小林:実は以前にも京都の南座や東京の国立劇場などで声明の公演はしていて、観客に向けて唱えるのが全く初めてというわけではないんですよ。そういうこともあって、お話をいただいた時にはすぐに協力しようと思いました。

橋本:初めて観客に向いてやったときはものすごく違和感がありましたけどね。我々僧侶が仏像に向いて、檀家さんが背中側に座っておられるのはあたりまえのことでしたので。でも縁あっていろんなところへ行かせてもらう中で、観客へ向いてするのも「布教」のひとつの形だと考えるようになり、違和感はなくなりました。今回お話をいただいた時も、ライトアップを見に来た人に一瞬でも法然上人やお念仏に触れてもらうためと考えれば問題ないと思いました。

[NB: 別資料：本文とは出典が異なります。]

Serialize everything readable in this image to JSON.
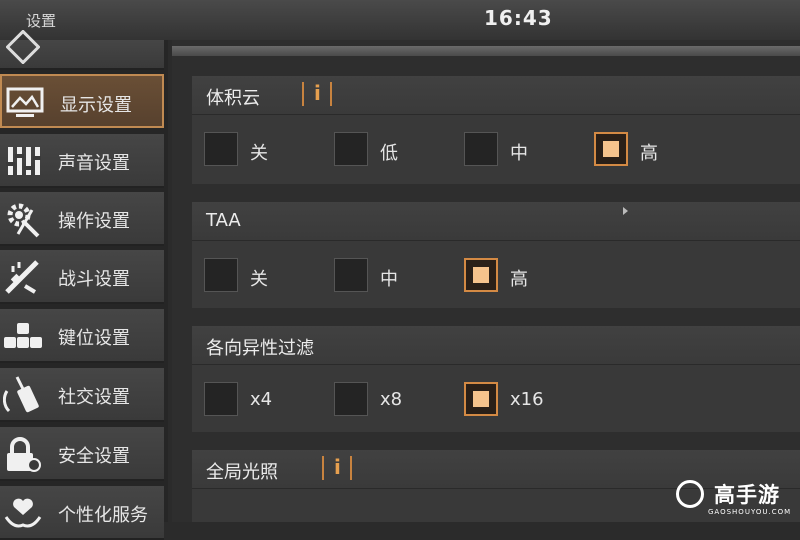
{
  "window": {
    "title": "设置",
    "clock": "16:43"
  },
  "sidebar": {
    "items": [
      {
        "label": "",
        "icon": "partial-icon",
        "active": false
      },
      {
        "label": "显示设置",
        "icon": "monitor-icon",
        "active": true
      },
      {
        "label": "声音设置",
        "icon": "equalizer-icon",
        "active": false
      },
      {
        "label": "操作设置",
        "icon": "gear-icon",
        "active": false
      },
      {
        "label": "战斗设置",
        "icon": "rifle-icon",
        "active": false
      },
      {
        "label": "键位设置",
        "icon": "keyboard-icon",
        "active": false
      },
      {
        "label": "社交设置",
        "icon": "walkie-talkie-icon",
        "active": false
      },
      {
        "label": "安全设置",
        "icon": "lock-icon",
        "active": false
      },
      {
        "label": "个性化服务",
        "icon": "heart-hand-icon",
        "active": false
      }
    ]
  },
  "settings": {
    "volumetric_clouds": {
      "label": "体积云",
      "info": "i",
      "options": [
        {
          "label": "关",
          "checked": false
        },
        {
          "label": "低",
          "checked": false
        },
        {
          "label": "中",
          "checked": false
        },
        {
          "label": "高",
          "checked": true
        }
      ]
    },
    "taa": {
      "label": "TAA",
      "options": [
        {
          "label": "关",
          "checked": false
        },
        {
          "label": "中",
          "checked": false
        },
        {
          "label": "高",
          "checked": true
        }
      ]
    },
    "anisotropic": {
      "label": "各向异性过滤",
      "options": [
        {
          "label": "x4",
          "checked": false
        },
        {
          "label": "x8",
          "checked": false
        },
        {
          "label": "x16",
          "checked": true
        }
      ]
    },
    "global_illumination": {
      "label": "全局光照",
      "info": "i"
    }
  },
  "watermark": {
    "text": "高手游",
    "sub": "GAOSHOUYOU.COM"
  },
  "colors": {
    "accent": "#d48a44",
    "active_bg": "#5f4632",
    "checked_fill": "#f5c38c"
  }
}
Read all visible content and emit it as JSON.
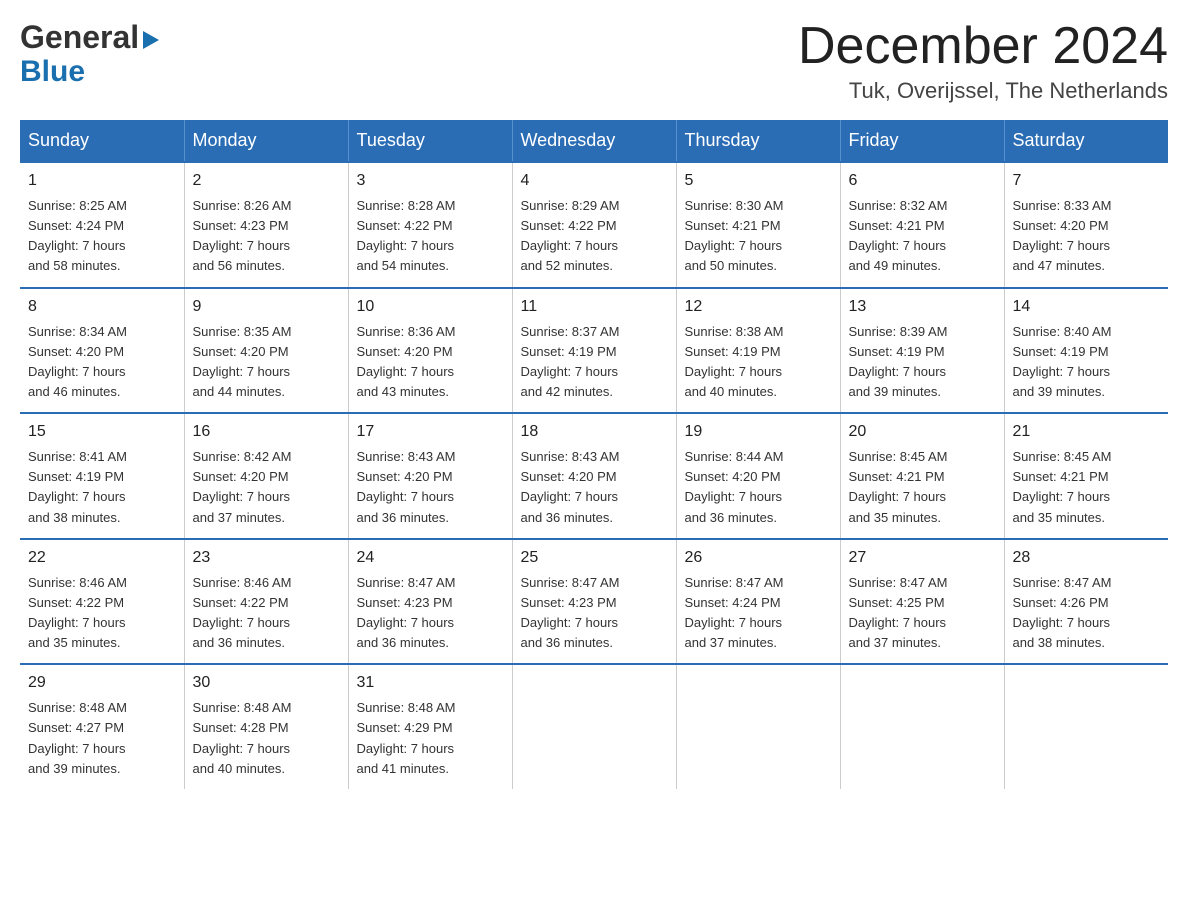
{
  "header": {
    "logo_line1": "General",
    "logo_line2": "Blue",
    "month_title": "December 2024",
    "location": "Tuk, Overijssel, The Netherlands"
  },
  "weekdays": [
    "Sunday",
    "Monday",
    "Tuesday",
    "Wednesday",
    "Thursday",
    "Friday",
    "Saturday"
  ],
  "weeks": [
    {
      "days": [
        {
          "num": "1",
          "info": "Sunrise: 8:25 AM\nSunset: 4:24 PM\nDaylight: 7 hours\nand 58 minutes."
        },
        {
          "num": "2",
          "info": "Sunrise: 8:26 AM\nSunset: 4:23 PM\nDaylight: 7 hours\nand 56 minutes."
        },
        {
          "num": "3",
          "info": "Sunrise: 8:28 AM\nSunset: 4:22 PM\nDaylight: 7 hours\nand 54 minutes."
        },
        {
          "num": "4",
          "info": "Sunrise: 8:29 AM\nSunset: 4:22 PM\nDaylight: 7 hours\nand 52 minutes."
        },
        {
          "num": "5",
          "info": "Sunrise: 8:30 AM\nSunset: 4:21 PM\nDaylight: 7 hours\nand 50 minutes."
        },
        {
          "num": "6",
          "info": "Sunrise: 8:32 AM\nSunset: 4:21 PM\nDaylight: 7 hours\nand 49 minutes."
        },
        {
          "num": "7",
          "info": "Sunrise: 8:33 AM\nSunset: 4:20 PM\nDaylight: 7 hours\nand 47 minutes."
        }
      ]
    },
    {
      "days": [
        {
          "num": "8",
          "info": "Sunrise: 8:34 AM\nSunset: 4:20 PM\nDaylight: 7 hours\nand 46 minutes."
        },
        {
          "num": "9",
          "info": "Sunrise: 8:35 AM\nSunset: 4:20 PM\nDaylight: 7 hours\nand 44 minutes."
        },
        {
          "num": "10",
          "info": "Sunrise: 8:36 AM\nSunset: 4:20 PM\nDaylight: 7 hours\nand 43 minutes."
        },
        {
          "num": "11",
          "info": "Sunrise: 8:37 AM\nSunset: 4:19 PM\nDaylight: 7 hours\nand 42 minutes."
        },
        {
          "num": "12",
          "info": "Sunrise: 8:38 AM\nSunset: 4:19 PM\nDaylight: 7 hours\nand 40 minutes."
        },
        {
          "num": "13",
          "info": "Sunrise: 8:39 AM\nSunset: 4:19 PM\nDaylight: 7 hours\nand 39 minutes."
        },
        {
          "num": "14",
          "info": "Sunrise: 8:40 AM\nSunset: 4:19 PM\nDaylight: 7 hours\nand 39 minutes."
        }
      ]
    },
    {
      "days": [
        {
          "num": "15",
          "info": "Sunrise: 8:41 AM\nSunset: 4:19 PM\nDaylight: 7 hours\nand 38 minutes."
        },
        {
          "num": "16",
          "info": "Sunrise: 8:42 AM\nSunset: 4:20 PM\nDaylight: 7 hours\nand 37 minutes."
        },
        {
          "num": "17",
          "info": "Sunrise: 8:43 AM\nSunset: 4:20 PM\nDaylight: 7 hours\nand 36 minutes."
        },
        {
          "num": "18",
          "info": "Sunrise: 8:43 AM\nSunset: 4:20 PM\nDaylight: 7 hours\nand 36 minutes."
        },
        {
          "num": "19",
          "info": "Sunrise: 8:44 AM\nSunset: 4:20 PM\nDaylight: 7 hours\nand 36 minutes."
        },
        {
          "num": "20",
          "info": "Sunrise: 8:45 AM\nSunset: 4:21 PM\nDaylight: 7 hours\nand 35 minutes."
        },
        {
          "num": "21",
          "info": "Sunrise: 8:45 AM\nSunset: 4:21 PM\nDaylight: 7 hours\nand 35 minutes."
        }
      ]
    },
    {
      "days": [
        {
          "num": "22",
          "info": "Sunrise: 8:46 AM\nSunset: 4:22 PM\nDaylight: 7 hours\nand 35 minutes."
        },
        {
          "num": "23",
          "info": "Sunrise: 8:46 AM\nSunset: 4:22 PM\nDaylight: 7 hours\nand 36 minutes."
        },
        {
          "num": "24",
          "info": "Sunrise: 8:47 AM\nSunset: 4:23 PM\nDaylight: 7 hours\nand 36 minutes."
        },
        {
          "num": "25",
          "info": "Sunrise: 8:47 AM\nSunset: 4:23 PM\nDaylight: 7 hours\nand 36 minutes."
        },
        {
          "num": "26",
          "info": "Sunrise: 8:47 AM\nSunset: 4:24 PM\nDaylight: 7 hours\nand 37 minutes."
        },
        {
          "num": "27",
          "info": "Sunrise: 8:47 AM\nSunset: 4:25 PM\nDaylight: 7 hours\nand 37 minutes."
        },
        {
          "num": "28",
          "info": "Sunrise: 8:47 AM\nSunset: 4:26 PM\nDaylight: 7 hours\nand 38 minutes."
        }
      ]
    },
    {
      "days": [
        {
          "num": "29",
          "info": "Sunrise: 8:48 AM\nSunset: 4:27 PM\nDaylight: 7 hours\nand 39 minutes."
        },
        {
          "num": "30",
          "info": "Sunrise: 8:48 AM\nSunset: 4:28 PM\nDaylight: 7 hours\nand 40 minutes."
        },
        {
          "num": "31",
          "info": "Sunrise: 8:48 AM\nSunset: 4:29 PM\nDaylight: 7 hours\nand 41 minutes."
        },
        {
          "num": "",
          "info": ""
        },
        {
          "num": "",
          "info": ""
        },
        {
          "num": "",
          "info": ""
        },
        {
          "num": "",
          "info": ""
        }
      ]
    }
  ]
}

小林:公演では最初に笏念仏を聞いてもらい、式衆会の若手がMCを務めて、声明とは漢字ばかりのお経に節をつけて覚えやすくしたものですよ、CMソングが頭に残りやすいのと同じですよ、とできるだけ分かりやすく説明をしました。そして我々に続いて一緒に声明を唱えてみましょうと。これは初めての試みで不安でしたが、いざその時になると大きな声が揃ってこちらへ返ってきて感動しましたね。声明は西洋音楽と違って指揮者がおらず、ひとつのものをみんなで間を感じながら唱えます。みなさんの真剣に体験しようという気持ちがあったからこそ、場の雰囲気を感じ取って揃って唱えることができたのだと思います。

当日配布した資料。甲念仏を共に唱えた。

――まさしくタイトルを体現したような公演でした。このような公演ができたのも、普段は御忌(ぎょき)注1や兼実忌(かねざねき)注2などで伝統的な法要を勤めていただいているうえで成り立っていると感じました。

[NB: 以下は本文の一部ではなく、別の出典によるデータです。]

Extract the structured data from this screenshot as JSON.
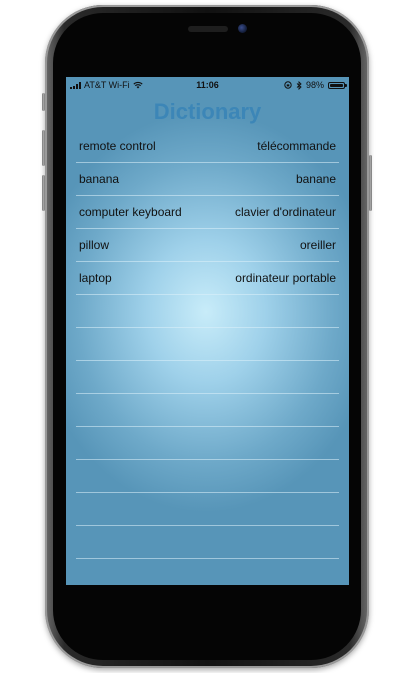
{
  "status_bar": {
    "carrier": "AT&T Wi-Fi",
    "time": "11:06",
    "battery_percent": "98%",
    "battery_level": 0.98,
    "icons": [
      "signal-bars-icon",
      "wifi-icon",
      "orientation-lock-icon",
      "bluetooth-icon",
      "battery-icon"
    ]
  },
  "app": {
    "title": "Dictionary"
  },
  "entries": [
    {
      "english": "remote control",
      "french": "télécommande"
    },
    {
      "english": "banana",
      "french": "banane"
    },
    {
      "english": "computer keyboard",
      "french": "clavier d'ordinateur"
    },
    {
      "english": "pillow",
      "french": "oreiller"
    },
    {
      "english": "laptop",
      "french": "ordinateur portable"
    },
    {
      "english": "",
      "french": ""
    },
    {
      "english": "",
      "french": ""
    },
    {
      "english": "",
      "french": ""
    },
    {
      "english": "",
      "french": ""
    },
    {
      "english": "",
      "french": ""
    },
    {
      "english": "",
      "french": ""
    },
    {
      "english": "",
      "french": ""
    },
    {
      "english": "",
      "french": ""
    },
    {
      "english": "",
      "french": ""
    }
  ],
  "colors": {
    "title": "#3c86b7",
    "background_center": "#c8ecf9",
    "background_edge": "#5795b8",
    "device_frame": "#111111"
  }
}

橋本:今回のような場があるのはよいことだと思います。古い時代だと、観客に向かって唱えるとは何事だという考えが強かったですからね。私の話をすると、意識が変わったのは20年くらい前に海外へいかせてもらった時です。公演する場所が大衆酒場の中で、思わず「これはちょっと問題でしょう」ともらしたんですよ。そうしたら一緒にいた南上人(現知恩院法務執事)に「ここでお念仏も何も知らん人に、聞いてもらえるだけでもありがたいやないか」と言われたのが目から鱗だったんです。ライトアップも言ってしまえばお寺に興味なく紅葉だけ見に来る人もいるだろうけど、そういう人にお念仏を聞いてもらえるだけでもありがたい。

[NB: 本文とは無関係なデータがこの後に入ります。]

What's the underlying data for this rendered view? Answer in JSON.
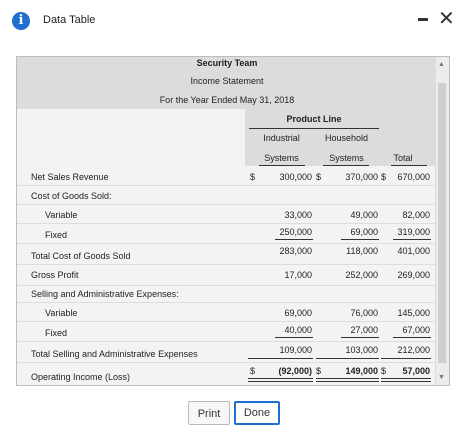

小林:布教はその時代に合わせて変化していくものです。明治なら明治のやり方、令和ならギターを使うこともあるでしょう。でもその一方で古式は古式としてしっかりと残していく。4月にはついに落慶を迎える御影堂で御忌を勤めますが、伝統を受け継ぎ、またこれまで伝えてくれた人の心を感じながらしっかりと勤めたいと思います。